Walter, du bist ein akribischer Archivar, da sind nicht nur deine Werke, sondern auch die Kunst von vielen anderen. Alle Veranstaltungen sind dokumentiert und in einem Katalog abgedruckt. Was treibt dich so zum Sammeln und Ordnen an?
Chaoten müssen ordnen lernen, auch als Sammler. Das Leben hat doch manches Chaotisches – wie bekomme ich es vielleicht doch noch in den Griff? Meine Veranstaltungen waren ein Leben vom Feinsten hier in Rüfenacht: Ich konnte einfädeln, einladen, durchbegleiten, nachpublizieren und damit Gemeinschaft pflegen.

Du bist zu einer Art Dorfchronist geworden und hast viel über Rüfenacht zusammengetragen. Du lebst auch in einem Haus, das in der jüngeren Geschichte von Rüfenacht eine Rolle gespielt hat. Hast du dich schon immer für Geschichte interessiert oder ist das erst mit diesem Haus gekommen?
Rüfenacht ist mein 13. Wohnort und mich interessiert einfach, was um mich alles abgeht und wo ich lebe. Ich höre gern zu, wenn Alteingesessene von früher erzählen.

Das Schaulager ist nicht mehr, was planst du für die Zukunft?
Das wird mein Meditationsstübli. Ich versuche jetzt alles, Objekte, Stühle und Werkzeuge, zu verkaufen. Dann gehe ich dort hinunter «chli für mi ga meditiere.»
Es hat alles seine Zeit, eine Phase löst die andere ab und mit der Zeit tut das Hinter-sich-lassen nicht mehr so weh (lacht).

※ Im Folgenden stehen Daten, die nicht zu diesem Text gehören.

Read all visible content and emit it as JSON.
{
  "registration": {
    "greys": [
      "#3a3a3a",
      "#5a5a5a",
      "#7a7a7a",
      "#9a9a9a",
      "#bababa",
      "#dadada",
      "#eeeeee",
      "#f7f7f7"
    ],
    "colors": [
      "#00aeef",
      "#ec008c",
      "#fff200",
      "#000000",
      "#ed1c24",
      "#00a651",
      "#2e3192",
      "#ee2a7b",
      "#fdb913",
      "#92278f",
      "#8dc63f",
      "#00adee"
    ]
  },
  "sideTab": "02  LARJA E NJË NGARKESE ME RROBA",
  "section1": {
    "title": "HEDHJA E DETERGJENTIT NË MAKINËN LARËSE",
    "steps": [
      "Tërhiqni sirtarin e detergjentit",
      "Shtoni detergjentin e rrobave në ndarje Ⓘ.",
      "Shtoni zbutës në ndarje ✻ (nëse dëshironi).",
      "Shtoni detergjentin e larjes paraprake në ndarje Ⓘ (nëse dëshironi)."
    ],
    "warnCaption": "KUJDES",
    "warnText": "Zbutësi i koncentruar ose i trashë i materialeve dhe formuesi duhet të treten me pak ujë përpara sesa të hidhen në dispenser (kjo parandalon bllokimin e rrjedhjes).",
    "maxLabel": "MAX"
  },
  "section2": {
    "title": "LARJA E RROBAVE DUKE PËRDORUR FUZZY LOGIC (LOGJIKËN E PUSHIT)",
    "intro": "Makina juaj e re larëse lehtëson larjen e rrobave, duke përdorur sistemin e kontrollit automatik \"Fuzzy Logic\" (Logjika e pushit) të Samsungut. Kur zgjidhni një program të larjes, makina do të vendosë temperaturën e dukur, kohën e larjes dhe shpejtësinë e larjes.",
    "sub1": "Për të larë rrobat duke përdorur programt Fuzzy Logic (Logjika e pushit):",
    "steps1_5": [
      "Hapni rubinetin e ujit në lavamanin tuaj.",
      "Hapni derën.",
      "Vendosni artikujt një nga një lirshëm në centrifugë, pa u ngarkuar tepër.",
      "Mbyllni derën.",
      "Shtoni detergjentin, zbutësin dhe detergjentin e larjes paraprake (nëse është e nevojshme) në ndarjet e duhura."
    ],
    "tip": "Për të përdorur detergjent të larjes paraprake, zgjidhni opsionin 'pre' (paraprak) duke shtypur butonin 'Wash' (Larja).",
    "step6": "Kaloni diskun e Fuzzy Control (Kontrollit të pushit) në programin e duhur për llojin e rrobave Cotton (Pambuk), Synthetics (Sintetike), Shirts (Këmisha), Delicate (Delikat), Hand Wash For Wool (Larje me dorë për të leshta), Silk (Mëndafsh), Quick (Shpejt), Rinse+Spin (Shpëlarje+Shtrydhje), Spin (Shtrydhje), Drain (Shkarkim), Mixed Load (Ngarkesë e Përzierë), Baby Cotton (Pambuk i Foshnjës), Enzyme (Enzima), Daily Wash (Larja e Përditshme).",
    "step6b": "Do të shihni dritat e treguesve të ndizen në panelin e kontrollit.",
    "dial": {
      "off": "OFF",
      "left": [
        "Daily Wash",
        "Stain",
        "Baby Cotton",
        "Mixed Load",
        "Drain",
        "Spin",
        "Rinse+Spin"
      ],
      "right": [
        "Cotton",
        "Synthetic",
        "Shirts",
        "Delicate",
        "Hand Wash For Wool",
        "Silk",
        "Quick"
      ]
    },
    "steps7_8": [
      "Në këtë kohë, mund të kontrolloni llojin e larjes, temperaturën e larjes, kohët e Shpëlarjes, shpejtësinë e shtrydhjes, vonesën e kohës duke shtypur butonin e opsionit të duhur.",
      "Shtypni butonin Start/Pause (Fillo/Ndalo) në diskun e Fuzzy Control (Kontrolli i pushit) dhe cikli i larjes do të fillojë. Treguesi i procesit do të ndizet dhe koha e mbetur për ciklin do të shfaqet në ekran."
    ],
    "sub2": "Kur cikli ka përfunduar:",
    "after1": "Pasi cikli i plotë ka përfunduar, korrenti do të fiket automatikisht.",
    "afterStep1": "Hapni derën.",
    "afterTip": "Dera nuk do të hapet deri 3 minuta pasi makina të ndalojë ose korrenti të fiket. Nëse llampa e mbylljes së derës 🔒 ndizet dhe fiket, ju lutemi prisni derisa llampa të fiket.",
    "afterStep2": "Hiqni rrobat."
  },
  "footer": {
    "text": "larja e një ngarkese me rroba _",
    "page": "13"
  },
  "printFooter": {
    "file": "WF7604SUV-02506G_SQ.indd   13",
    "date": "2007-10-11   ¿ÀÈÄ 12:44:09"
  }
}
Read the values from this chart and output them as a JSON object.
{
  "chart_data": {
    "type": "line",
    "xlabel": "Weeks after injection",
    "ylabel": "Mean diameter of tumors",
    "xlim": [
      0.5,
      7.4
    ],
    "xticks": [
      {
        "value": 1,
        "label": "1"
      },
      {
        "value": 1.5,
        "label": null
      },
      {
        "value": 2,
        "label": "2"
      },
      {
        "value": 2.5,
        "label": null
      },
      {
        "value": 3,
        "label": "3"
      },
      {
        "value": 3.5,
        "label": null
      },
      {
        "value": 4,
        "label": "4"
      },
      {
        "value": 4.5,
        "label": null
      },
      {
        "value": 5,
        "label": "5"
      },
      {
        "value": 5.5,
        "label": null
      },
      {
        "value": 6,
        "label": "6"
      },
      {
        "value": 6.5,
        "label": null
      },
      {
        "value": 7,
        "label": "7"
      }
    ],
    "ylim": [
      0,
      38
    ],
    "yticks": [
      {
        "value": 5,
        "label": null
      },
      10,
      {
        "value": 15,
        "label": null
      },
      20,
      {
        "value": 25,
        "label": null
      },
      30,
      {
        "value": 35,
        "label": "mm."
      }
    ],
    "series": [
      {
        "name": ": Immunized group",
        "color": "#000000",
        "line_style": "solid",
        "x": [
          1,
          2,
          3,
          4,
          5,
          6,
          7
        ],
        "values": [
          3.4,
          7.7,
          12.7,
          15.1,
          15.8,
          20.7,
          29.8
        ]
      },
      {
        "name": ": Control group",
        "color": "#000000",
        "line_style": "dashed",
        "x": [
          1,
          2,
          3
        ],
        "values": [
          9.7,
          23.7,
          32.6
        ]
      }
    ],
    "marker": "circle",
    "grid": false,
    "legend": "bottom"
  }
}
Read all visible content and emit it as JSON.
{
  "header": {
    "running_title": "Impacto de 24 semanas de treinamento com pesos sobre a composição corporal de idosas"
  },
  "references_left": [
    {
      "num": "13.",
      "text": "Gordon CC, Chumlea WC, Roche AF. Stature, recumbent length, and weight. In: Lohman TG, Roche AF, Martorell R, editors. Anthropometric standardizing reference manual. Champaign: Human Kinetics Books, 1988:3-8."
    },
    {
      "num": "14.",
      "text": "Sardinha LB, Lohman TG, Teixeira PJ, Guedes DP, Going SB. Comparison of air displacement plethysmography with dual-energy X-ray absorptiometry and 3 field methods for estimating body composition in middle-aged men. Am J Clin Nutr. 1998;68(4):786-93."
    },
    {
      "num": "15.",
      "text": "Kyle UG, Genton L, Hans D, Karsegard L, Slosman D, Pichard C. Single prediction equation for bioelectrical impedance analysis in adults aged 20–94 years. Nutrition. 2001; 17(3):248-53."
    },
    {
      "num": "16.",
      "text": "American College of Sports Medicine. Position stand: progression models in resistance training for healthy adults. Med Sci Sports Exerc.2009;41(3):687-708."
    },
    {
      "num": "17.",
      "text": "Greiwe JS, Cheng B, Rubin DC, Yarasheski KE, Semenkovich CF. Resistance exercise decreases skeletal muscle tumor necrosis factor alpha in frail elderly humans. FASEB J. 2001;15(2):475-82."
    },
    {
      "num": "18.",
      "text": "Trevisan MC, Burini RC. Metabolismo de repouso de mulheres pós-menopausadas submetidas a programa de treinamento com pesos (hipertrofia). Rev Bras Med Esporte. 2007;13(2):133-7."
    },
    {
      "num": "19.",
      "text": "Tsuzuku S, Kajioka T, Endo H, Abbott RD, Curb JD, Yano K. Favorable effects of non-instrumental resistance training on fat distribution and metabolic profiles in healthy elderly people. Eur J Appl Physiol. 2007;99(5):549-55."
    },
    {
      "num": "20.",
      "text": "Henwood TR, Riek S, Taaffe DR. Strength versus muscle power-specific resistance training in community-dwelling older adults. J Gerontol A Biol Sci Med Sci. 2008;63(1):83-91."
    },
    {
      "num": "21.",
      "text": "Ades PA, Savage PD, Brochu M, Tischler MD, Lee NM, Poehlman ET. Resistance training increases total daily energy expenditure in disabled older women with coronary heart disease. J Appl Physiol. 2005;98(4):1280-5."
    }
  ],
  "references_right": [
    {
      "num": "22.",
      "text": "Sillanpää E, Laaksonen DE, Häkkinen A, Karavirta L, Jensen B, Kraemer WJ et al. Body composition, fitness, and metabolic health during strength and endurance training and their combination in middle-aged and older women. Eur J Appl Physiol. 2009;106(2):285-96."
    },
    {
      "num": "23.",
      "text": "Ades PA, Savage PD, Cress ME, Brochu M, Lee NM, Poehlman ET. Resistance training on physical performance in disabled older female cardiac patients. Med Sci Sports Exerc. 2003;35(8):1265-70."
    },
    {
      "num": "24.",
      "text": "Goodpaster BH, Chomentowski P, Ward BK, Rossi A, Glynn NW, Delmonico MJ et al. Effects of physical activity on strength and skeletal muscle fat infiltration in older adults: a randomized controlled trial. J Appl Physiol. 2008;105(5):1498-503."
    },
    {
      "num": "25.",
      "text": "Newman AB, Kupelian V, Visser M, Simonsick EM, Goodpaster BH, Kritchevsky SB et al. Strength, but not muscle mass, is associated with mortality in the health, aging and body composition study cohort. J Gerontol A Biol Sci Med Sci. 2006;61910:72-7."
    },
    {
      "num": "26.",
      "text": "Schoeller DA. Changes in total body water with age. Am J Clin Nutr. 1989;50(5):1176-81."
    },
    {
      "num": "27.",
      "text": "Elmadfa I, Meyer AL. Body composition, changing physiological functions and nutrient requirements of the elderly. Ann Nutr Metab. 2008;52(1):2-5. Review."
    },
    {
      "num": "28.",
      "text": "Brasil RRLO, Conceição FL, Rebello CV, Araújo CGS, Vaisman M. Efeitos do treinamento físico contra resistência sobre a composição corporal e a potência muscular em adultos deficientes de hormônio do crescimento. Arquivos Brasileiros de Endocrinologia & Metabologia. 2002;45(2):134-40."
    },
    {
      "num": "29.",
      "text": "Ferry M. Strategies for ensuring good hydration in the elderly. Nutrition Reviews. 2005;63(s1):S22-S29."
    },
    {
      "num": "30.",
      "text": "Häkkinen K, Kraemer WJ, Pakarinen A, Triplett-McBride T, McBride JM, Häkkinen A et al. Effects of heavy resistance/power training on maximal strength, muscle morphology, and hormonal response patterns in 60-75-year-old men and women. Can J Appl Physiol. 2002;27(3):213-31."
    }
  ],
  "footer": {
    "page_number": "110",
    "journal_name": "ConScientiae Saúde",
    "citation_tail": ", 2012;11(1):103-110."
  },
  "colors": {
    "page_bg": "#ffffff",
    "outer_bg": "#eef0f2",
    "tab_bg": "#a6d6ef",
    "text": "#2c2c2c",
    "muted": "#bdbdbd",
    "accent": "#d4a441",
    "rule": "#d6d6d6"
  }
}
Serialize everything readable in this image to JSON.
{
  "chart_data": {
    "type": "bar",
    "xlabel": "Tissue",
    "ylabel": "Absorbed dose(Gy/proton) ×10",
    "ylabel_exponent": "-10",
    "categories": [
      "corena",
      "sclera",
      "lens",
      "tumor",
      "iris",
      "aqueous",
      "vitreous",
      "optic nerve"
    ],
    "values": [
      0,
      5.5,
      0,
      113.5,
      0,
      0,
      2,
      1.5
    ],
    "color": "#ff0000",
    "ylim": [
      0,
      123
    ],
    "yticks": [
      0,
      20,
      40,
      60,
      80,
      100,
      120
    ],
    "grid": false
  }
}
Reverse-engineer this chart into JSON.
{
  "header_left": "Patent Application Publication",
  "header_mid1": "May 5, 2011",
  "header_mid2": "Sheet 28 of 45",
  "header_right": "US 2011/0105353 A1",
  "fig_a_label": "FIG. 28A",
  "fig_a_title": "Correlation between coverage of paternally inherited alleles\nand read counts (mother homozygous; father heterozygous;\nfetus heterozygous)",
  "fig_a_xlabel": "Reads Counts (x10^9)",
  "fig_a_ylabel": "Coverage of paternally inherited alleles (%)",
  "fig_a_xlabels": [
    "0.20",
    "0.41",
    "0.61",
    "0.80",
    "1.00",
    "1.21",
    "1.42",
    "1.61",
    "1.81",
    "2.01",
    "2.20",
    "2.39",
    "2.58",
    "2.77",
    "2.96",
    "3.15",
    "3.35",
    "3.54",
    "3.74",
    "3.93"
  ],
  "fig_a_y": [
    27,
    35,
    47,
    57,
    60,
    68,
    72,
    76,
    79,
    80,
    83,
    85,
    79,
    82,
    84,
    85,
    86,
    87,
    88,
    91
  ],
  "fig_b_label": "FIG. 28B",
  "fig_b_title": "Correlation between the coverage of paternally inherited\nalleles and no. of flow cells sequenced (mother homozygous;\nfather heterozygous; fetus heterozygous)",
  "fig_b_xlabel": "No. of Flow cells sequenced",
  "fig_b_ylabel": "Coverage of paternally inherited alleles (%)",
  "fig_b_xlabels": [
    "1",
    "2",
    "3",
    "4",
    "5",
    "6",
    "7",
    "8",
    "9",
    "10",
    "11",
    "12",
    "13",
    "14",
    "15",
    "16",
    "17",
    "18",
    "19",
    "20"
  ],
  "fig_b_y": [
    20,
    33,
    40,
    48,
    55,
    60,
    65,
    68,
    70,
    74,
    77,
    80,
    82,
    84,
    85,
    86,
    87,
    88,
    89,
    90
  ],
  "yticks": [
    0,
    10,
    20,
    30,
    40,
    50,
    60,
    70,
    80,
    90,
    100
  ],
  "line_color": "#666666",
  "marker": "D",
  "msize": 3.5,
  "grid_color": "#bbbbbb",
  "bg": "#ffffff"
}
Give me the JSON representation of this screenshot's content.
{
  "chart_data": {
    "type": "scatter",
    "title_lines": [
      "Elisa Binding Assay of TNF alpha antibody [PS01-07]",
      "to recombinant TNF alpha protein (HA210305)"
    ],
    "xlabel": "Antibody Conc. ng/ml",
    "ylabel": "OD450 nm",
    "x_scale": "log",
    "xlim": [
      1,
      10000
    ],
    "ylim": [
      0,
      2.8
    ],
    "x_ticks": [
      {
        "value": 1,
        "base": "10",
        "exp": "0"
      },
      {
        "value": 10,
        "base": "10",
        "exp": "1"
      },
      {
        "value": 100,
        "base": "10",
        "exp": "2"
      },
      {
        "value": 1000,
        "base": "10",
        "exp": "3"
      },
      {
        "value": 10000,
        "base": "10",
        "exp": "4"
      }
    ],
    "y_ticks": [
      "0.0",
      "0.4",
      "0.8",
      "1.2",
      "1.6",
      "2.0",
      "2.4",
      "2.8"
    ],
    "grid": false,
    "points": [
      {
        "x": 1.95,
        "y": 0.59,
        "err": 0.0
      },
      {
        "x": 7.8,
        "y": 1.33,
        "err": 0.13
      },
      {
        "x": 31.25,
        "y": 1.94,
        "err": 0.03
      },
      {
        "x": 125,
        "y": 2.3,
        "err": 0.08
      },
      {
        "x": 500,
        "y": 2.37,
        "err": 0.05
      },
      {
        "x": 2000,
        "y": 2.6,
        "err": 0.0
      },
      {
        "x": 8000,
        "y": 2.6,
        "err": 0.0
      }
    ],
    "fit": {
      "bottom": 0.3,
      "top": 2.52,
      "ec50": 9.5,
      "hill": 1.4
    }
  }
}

Was geschieht mit deinem Archiv?
Das weiss ich noch nicht, ich muss erst mit meinen drei Kindern darüber reden. Ich möchte, dass die Essenz meines Archivs mich überdauert. Ein paar Bände sind schon in der Nationalbibliothek eingelagert, aber das Wichtigste ist noch hier bei mir. Die Menschheit wird nicht überdauern und ich habe bisher mein Leben bestens gelebt. Ich habe mir immer Mühe gegeben, dies alles zusammenzutragen und zu dokumentieren. Wer Freude an künftiger Abholkunst hat, darf sich gerne etwas abholen, wenn die Schleuse geöffnet wird.